Blog content migration from MovableType to Typo using XML-RPC
Posted by Marcus Crafter Thu, 21 Sep 2006 18:41:36 GMT
After installing my Typo based blog at it's new location last weekend, the next step was to find a way to migrate all of the data across from my older MovableType based blog.
Since both blog engines were on different servers and used different database schema's, rather than delving into the depths of SQL magic to bring all of the content across (mapping tables, foreign keys and data, etc), I took an approach of using XML-RPC to migrate the content instead.
XML-RPC is a style of web services supported by both MovableType and Typo to provide access to blogs over the web programatically. There's various different API's available for MovableType and Typo including metaWeblog, Blogger, and MT, all supporting various methods of accessing and posting articles. Clients and servers of these API's have been implemented in many varied languages as well.
For example, to create a new post using the metaWeblog API, the XML-RPC method to call is defined as follows:
metaWeblog.newPost Description: Creates a new post, and optionally publishes it.
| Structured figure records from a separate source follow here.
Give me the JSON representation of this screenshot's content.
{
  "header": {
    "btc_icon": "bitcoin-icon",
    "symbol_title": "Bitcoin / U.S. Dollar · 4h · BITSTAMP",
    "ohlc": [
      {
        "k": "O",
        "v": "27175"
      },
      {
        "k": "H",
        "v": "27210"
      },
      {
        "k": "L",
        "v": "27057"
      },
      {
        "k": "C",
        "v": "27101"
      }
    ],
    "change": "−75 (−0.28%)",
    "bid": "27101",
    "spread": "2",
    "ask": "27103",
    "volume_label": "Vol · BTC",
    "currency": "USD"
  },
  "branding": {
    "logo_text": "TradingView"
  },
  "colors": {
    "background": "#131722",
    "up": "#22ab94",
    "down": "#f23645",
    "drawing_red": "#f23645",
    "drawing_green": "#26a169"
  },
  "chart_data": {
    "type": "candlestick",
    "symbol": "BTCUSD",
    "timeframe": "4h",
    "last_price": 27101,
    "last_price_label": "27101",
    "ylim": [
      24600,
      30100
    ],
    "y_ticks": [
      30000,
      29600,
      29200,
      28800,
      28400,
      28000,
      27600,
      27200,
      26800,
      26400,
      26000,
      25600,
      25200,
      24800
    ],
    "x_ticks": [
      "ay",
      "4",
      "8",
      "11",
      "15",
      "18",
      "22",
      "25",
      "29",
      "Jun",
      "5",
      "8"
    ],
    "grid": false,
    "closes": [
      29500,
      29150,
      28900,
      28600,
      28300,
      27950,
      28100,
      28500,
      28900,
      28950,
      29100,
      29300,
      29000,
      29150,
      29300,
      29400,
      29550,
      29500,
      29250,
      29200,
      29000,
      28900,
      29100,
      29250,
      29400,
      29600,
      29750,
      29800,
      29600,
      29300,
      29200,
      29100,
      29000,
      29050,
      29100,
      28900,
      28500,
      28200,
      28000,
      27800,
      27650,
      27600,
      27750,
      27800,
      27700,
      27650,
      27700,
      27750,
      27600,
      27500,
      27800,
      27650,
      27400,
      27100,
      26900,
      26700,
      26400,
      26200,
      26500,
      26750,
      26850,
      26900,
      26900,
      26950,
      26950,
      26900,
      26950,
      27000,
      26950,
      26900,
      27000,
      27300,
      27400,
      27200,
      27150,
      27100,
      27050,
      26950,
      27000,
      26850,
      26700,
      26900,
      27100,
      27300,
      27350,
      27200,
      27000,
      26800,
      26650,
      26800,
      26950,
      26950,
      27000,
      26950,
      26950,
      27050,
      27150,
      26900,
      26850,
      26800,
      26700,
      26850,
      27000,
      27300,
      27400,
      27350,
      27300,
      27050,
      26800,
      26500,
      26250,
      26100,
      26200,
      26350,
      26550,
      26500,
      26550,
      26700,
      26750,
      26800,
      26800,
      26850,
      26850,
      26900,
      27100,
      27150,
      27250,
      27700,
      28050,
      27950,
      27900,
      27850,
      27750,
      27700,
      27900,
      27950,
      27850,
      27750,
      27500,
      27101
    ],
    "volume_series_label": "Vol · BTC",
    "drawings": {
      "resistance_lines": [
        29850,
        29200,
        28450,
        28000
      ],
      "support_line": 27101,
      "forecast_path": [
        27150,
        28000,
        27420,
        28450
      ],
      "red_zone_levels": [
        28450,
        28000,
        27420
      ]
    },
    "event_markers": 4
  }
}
Parameters: String blogid, String username, String password, struct content, boolean publish Return value: on success, String postid of new post; on failure, fault
Here's how you would call the this method using the internet glue of choice - Ruby, with a Typo blog:
require "xmlrpc/client"
server = XMLRPC::Client.new("<my-blog-server.net>", "/backend/xmlrpc")
content = { :title => 'A new post', :description => 'hello world' }
result = server.call("metaWeblog.newPost", 1, "<username>", "<password>", content, true) A few things to note:
- Typo's XML-RPC interface is <web-server>/<blog>/backend/xmlrpc, each blogging implementation will be different.
- The content 'struct' in the XML-RPC API can be specified as a Ruby Hash.
- The 'true' at the end of the call indicates that the article should be published immediately.
So, to migrate all of our data we need to access our posts on the source blog, and re-post them to the new blog. metaWeblog.getRecentPosts and metaWeblog.newPost does what we need.
My preference here was to use the metaWeblog API since it uses a structure for post content rather than just a string. This means in addition to being able to specify the post data, you can also specify post meta-data such as retrospective date creation times (which will ensure your original post dates are preserved), whether comments/trackbacks are enabled, and many other things specified in the API.
Here's the migration code:
require 'xmlrpc/client'
class Blog
def initialize(host, path, username, password, blog_id = 1, port = 80)
@server = XMLRPC::Client.new(host, path, port)
@blog_id = blog_id
@username = username
@password = password
end
def posts(count = 5)
@server.call('metaWeblog.getRecentPosts', @blog_id, @username, @password, count)
end
def <<(content, retries = 5)
while (retries > 0)
begin
return @server.call('metaWeblog.newPost', @blog_id, @username, @password, content, true)
rescue Timeout::Error
puts "Retrying #{content['title']}, retry #{retries}"
retries =- 1
end
end
end
end
mt = Blog.new('<source-blog-host>', '/MT/mt-xmlrpc.cgi', '<username>', '<password>', 5)
ty = Blog.new('<target-blog-host>', '/backend/xmlrpc', '<username>', '<password>', 1)
mt.posts(330).reverse.each_with_index do |post, index|
puts "#{index}: migrating post #{post['title']}"
ty << post
end
$> ruby moveblog.rb 0: migrating post This was my first post! 1: migrating post My second post! ... 329: migrating post This was my most recent post!
...and that's it.
There's one caveat using this approach to be aware of - comments. As far as I can see, none of the API methods for obtaining post data from an existing server return comment content. This means article comments won't be migrated to your new blog. In my case this was actually beneficial since my older blog was well spammed beyond recognition and my true comment count was low, but your blog might be in a different position.
Once an XML-RPC API supports retrieval of comments however, we'll be able to add support for it in the migration script.

Wow, mate, that is really cool.
More power to Ruby and open APIs.
Good work, Marcus. I have one question for you:
Have you ever used 'pubDate' in the content? I'm trying to use it to preserve the publishing dates on my old blog. But Typo keeps considering the post as just created.
Hi Simon,
Thanks!
When using the script I wrote I didn't notice any problems with the published date being modified, it certainly comes across in the xmlrpc and I've been able to verify that the dates are preserved using my weblog editor.
Perhaps there's additional dates for when updates are made to articles?
Cheers,
Marcus